Most of the female sex workers who came to Germany had similar experiences, they fell in love with a heterosexual, followed him to Germany, or, as Love Lina, knew clearly that they were going to be a female sex worker in Germany.
Data show that the red light district of Germany has 3000 to 3,500 brothels, each year to pay a tax of 14.5 billion euros. In the red light area, a scene of prosperity. In some so-called nude clubs and sauna rooms, male customers only wear towels, "waitress" naked. The Cat Club in Berlin was founded in 2009 and its billboard reads: "The number of times, the way you choose, Price: 70 euros in the day, 100 euros at night."
Behind the boom is competition. Weipte, a social worker at Nuremberg, said that over the past more than 20 years, the number of people engaged in this line (prostitution) has doubled three times times. But despite the worsening environment, there are still large numbers of women pouring into Germany, the largest sex market in the European Union.

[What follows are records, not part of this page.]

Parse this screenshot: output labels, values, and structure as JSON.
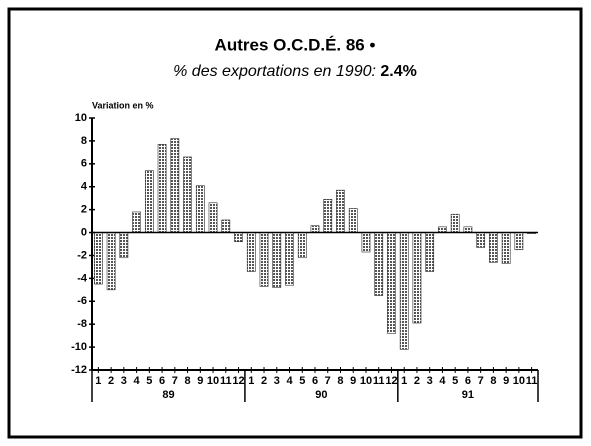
{
  "chart_data": {
    "type": "bar",
    "title": "Autres O.C.D.É. 86 •",
    "subtitle": "% des exportations en 1990:",
    "subtitle_highlight": "2.4%",
    "y_label": "Variation en %",
    "categories": [
      "1",
      "2",
      "3",
      "4",
      "5",
      "6",
      "7",
      "8",
      "9",
      "10",
      "11",
      "12",
      "1",
      "2",
      "3",
      "4",
      "5",
      "6",
      "7",
      "8",
      "9",
      "10",
      "11",
      "12",
      "1",
      "2",
      "3",
      "4",
      "5",
      "6",
      "7",
      "8",
      "9",
      "10",
      "11"
    ],
    "groups": [
      {
        "label": "89",
        "count": 12
      },
      {
        "label": "90",
        "count": 12
      },
      {
        "label": "91",
        "count": 11
      }
    ],
    "values": [
      -4.5,
      -5,
      -2.2,
      1.8,
      5.4,
      7.7,
      8.2,
      6.6,
      4.1,
      2.6,
      1.1,
      -0.8,
      -3.4,
      -4.7,
      -4.8,
      -4.6,
      -2.2,
      0.6,
      2.9,
      3.7,
      2.1,
      -1.7,
      -5.5,
      -8.8,
      -10.2,
      -7.9,
      -3.4,
      0.5,
      1.6,
      0.5,
      -1.3,
      -2.6,
      -2.7,
      -1.5,
      -0.1
    ],
    "color": "#555555",
    "ylim": [
      -12,
      10
    ],
    "yticks": [
      -12,
      -10,
      -8,
      -6,
      -4,
      -2,
      0,
      2,
      4,
      6,
      8,
      10
    ]
  }
}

The life of sex workers is also a big problem, with sex trading and drug addiction in one of Cologne's red-light districts.
Arya, 23, wears a blonde wig and spends her breast, chewing gum, trying to hide the smell of alcohol coming out of her mouth. Arya dropped out of school and followed her boyfriend "Elope," because of economic problems and love, she engaged in the industry. Soon, she began to smoke marijuana, cocaine, stimulants and so on. "There are no women who don't smoke cocaine. "she said.